Thursday, December 31, 2015

SEC Victory in Protection of Whistleblowers


SEC Victory in Protection of Whistleblowers

A federal court of appeals ruled in early September that the 2010 Dodd-Frank financial reform law protected corporate whistleblowers who voice concerns to their company about possible wrongdoing prior to alerting securities regulators. The decision comes as a defeat for those who argue protection should not be granted if the individual does not first approach the government with their concerns.[i]

The Dodd-Frank Wall Street Reform and Consumer Protection Act, better known as Dodd-Frank, is an outgrowth of the 2008 Great Recession. It is a law intended to protect consumers and prevent a reoccurrence of abusive lending practices that brought about the collapse of major financial institutions.[ii]

Recognizing the feasibility of retaliation faced by those who bring attention to possible wrong-doing, Dodd-Frank created, “significant new whistleblower incentives and protections, including the creation of SEC and CFTF (Commodities Futures Trading Commission) whistleblower programs, expansion of current whistleblower protections under the Sarbanes-Oxley Act of 2002, and a new whistleblower cause of action for employees performing tasks related to consumer financial products or services.”[iii]

Judge Jon Newman, author of the federal appeals court opinion, suggested that, “expanding the protections would chiefly benefit auditors and attorneys who are barred from reporting alleged wrongdoing to the SEC until they have brought it to their employer’s attention.”[iv] Food for thought.
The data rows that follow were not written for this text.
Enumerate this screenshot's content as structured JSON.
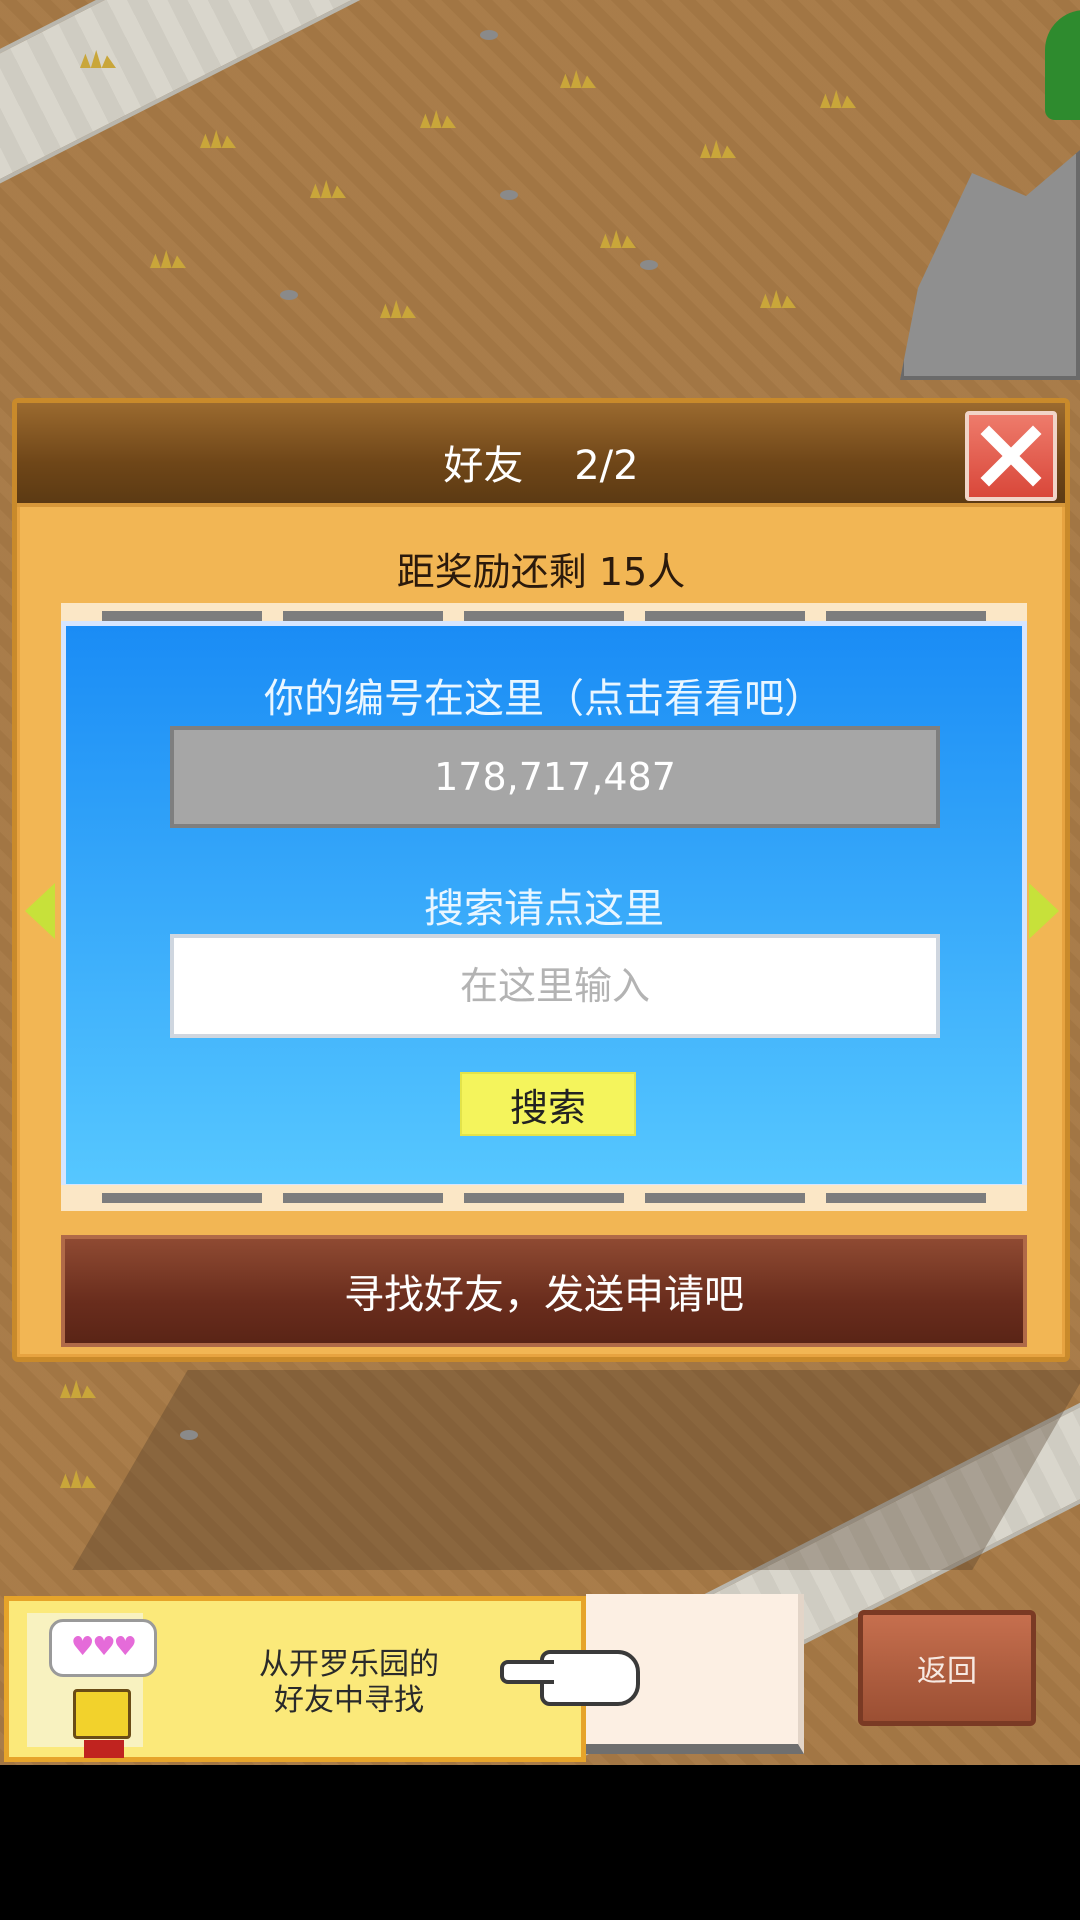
{
  "dialog": {
    "title": "好友    2/2",
    "reward_text": "距奖励还剩 15人",
    "close_icon": "close-icon"
  },
  "id_section": {
    "label": "你的编号在这里（点击看看吧）",
    "player_id": "178,717,487"
  },
  "search_section": {
    "label": "搜索请点这里",
    "placeholder": "在这里输入",
    "button_label": "搜索"
  },
  "find_friends_label": "寻找好友，发送申请吧",
  "bottom": {
    "kairo_text": "从开罗乐园的\n好友中寻找",
    "hearts": "♥♥♥",
    "back_label": "返回"
  },
  "colors": {
    "panel_orange": "#f2b654",
    "header_brown": "#6f4618",
    "panel_blue": "#1a8cf5",
    "close_red": "#d9473a",
    "search_yellow": "#f4f45c",
    "find_bar_brown": "#6a2d1d"
  },
  "icons": [
    "close-icon",
    "arrow-left-icon",
    "arrow-right-icon",
    "pointing-hand-icon",
    "hearts-icon",
    "character-avatar"
  ]
}
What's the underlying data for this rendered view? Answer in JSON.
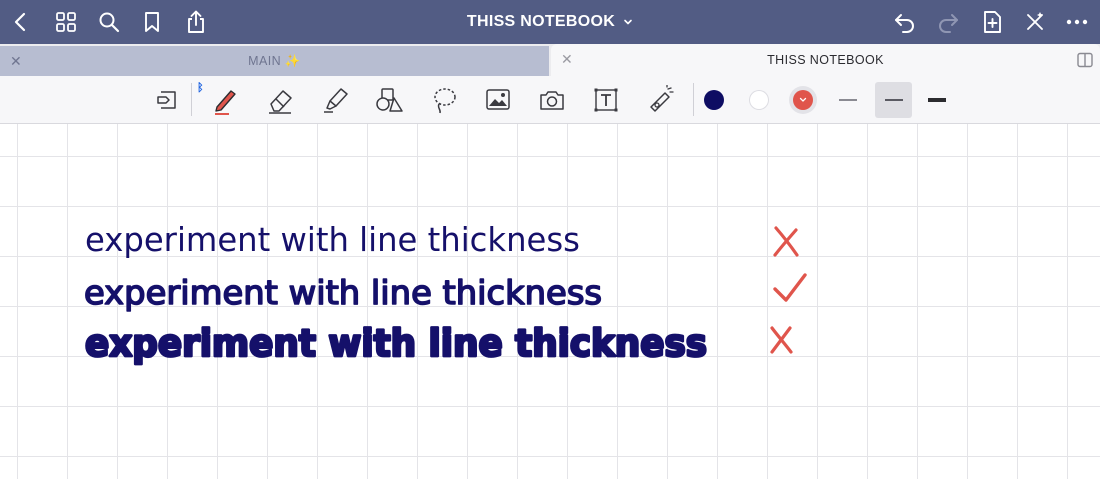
{
  "header": {
    "title": "THISS NOTEBOOK"
  },
  "tabs": [
    {
      "label": "MAIN ✨",
      "active": false
    },
    {
      "label": "THISS NOTEBOOK",
      "active": true
    }
  ],
  "icons": {
    "back": "chevron-left-icon",
    "grid": "grid-icon",
    "search": "search-icon",
    "bookmark": "bookmark-icon",
    "share": "share-icon",
    "undo": "undo-icon",
    "redo": "redo-icon",
    "add_page": "add-page-icon",
    "close_toolbar": "close-toolbar-icon",
    "more": "more-icon",
    "split_view": "split-view-icon"
  },
  "toolbar": {
    "tools": [
      "read-only-mode",
      "pen",
      "eraser",
      "highlighter",
      "shapes",
      "lasso",
      "image",
      "camera",
      "text",
      "laser-pointer"
    ],
    "bluetooth": true,
    "colors": [
      "#0e0d63",
      "#ffffff",
      "#e0554c"
    ],
    "selected_color": "#e0554c",
    "stroke_sizes": [
      "thin",
      "medium",
      "thick"
    ],
    "selected_stroke": "medium"
  },
  "colors": {
    "topbar": "#525c84",
    "ink": "#15106a",
    "mark": "#e0554c"
  },
  "notes": [
    {
      "text": "experiment with line thickness",
      "weight": "thin",
      "mark": "✗"
    },
    {
      "text": "experiment with line thickness",
      "weight": "medium",
      "mark": "✓"
    },
    {
      "text": "experiment with line thickness",
      "weight": "thick",
      "mark": "✗"
    }
  ]
}
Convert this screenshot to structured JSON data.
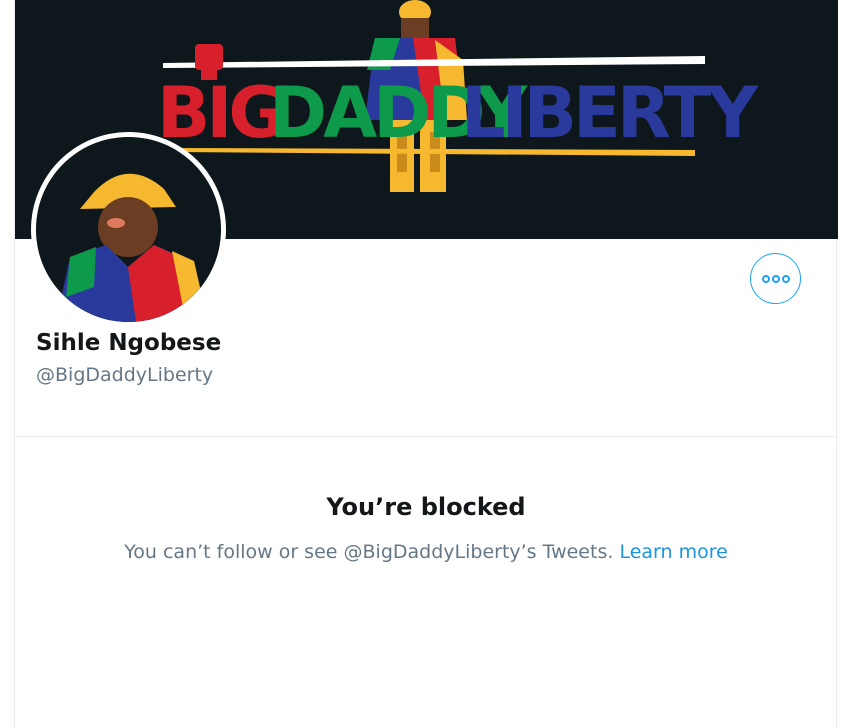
{
  "banner": {
    "words": [
      "BIG",
      "DADDY",
      "LIBERTY"
    ],
    "colors": {
      "background": "#0e171c",
      "big": "#d7202b",
      "daddy": "#0e9a4b",
      "liberty": "#2a3a9c",
      "stripe_white": "#ffffff",
      "stripe_yellow": "#f5b82e"
    }
  },
  "profile": {
    "display_name": "Sihle Ngobese",
    "handle": "@BigDaddyLiberty",
    "more_icon": "more-horizontal-icon"
  },
  "blocked": {
    "title": "You’re blocked",
    "message": "You can’t follow or see @BigDaddyLiberty’s Tweets.",
    "link_label": "Learn more"
  },
  "colors": {
    "accent": "#1da1f2",
    "link": "#1b95e0",
    "text_primary": "#14171a",
    "text_secondary": "#657786",
    "border": "#e6ecf0"
  }
}
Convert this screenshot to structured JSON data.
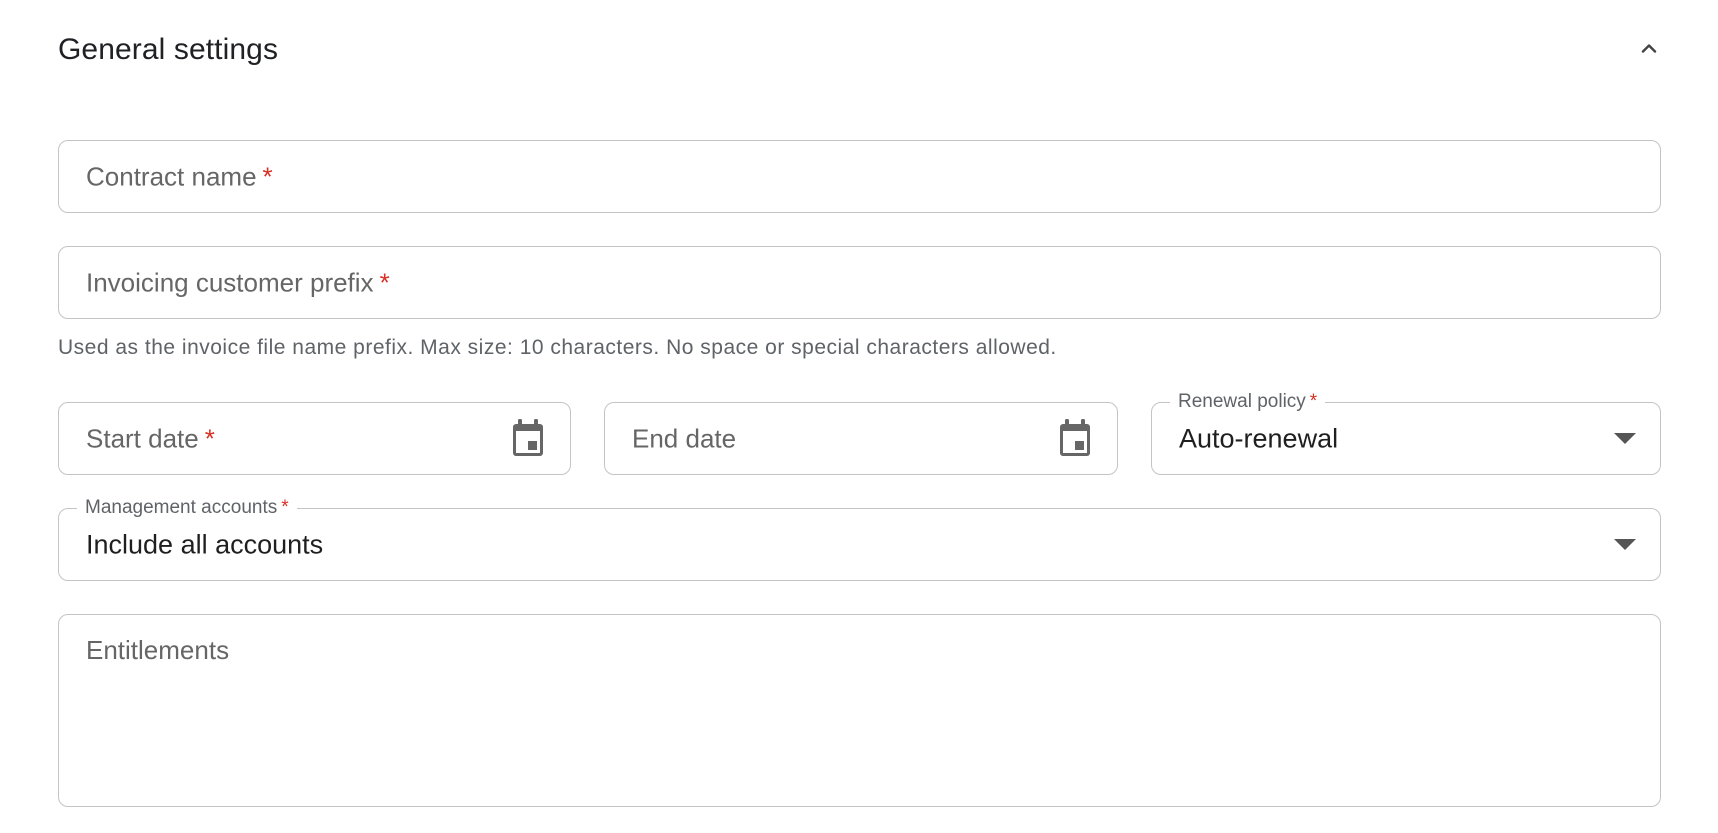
{
  "section": {
    "title": "General settings",
    "collapse_icon": "chevron-up-icon"
  },
  "fields": {
    "contract_name": {
      "label": "Contract name",
      "required_mark": "*"
    },
    "invoicing_prefix": {
      "label": "Invoicing customer prefix",
      "required_mark": "*",
      "helper": "Used as the invoice file name prefix. Max size: 10 characters. No space or special characters allowed."
    },
    "start_date": {
      "label": "Start date",
      "required_mark": "*",
      "icon": "calendar-icon"
    },
    "end_date": {
      "label": "End date",
      "icon": "calendar-icon"
    },
    "renewal_policy": {
      "label": "Renewal policy",
      "required_mark": "*",
      "value": "Auto-renewal",
      "icon": "dropdown-arrow-icon"
    },
    "management_accounts": {
      "label": "Management accounts",
      "required_mark": "*",
      "value": "Include all accounts",
      "icon": "dropdown-arrow-icon"
    },
    "entitlements": {
      "label": "Entitlements"
    }
  },
  "colors": {
    "border": "#c4c4c4",
    "required": "#d93025",
    "label": "#666666",
    "text": "#1f1f1f"
  }
}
[i] Whistleblowers, SEC Are Winning in Ruling (2015, September 11) The Wall Street Journal, p. B4.
[ii] Dodd-Frank Act: CNBC Explains (2012, May 11) [electronic format] Retrieved from http://www.cnbc.com/id/47075854
[iii] Whistleblower Claims Under the Dodd-Frank Wall Street Reform and Consumer Protection Act: The New Landscape (n.d) New York State Bar Association [electronic format] Retrieved from https://www.nysba.org/Sections/Labor_and_Employment/Labor_PDFs/LaborMeetingsAssets/Whistleblower_Claims_Under_Dodd_Frank.html
[iv] Whistleblowers, SEC Are Winning in Ruling (2015, September 11) The Wall Street Journal, p. B4.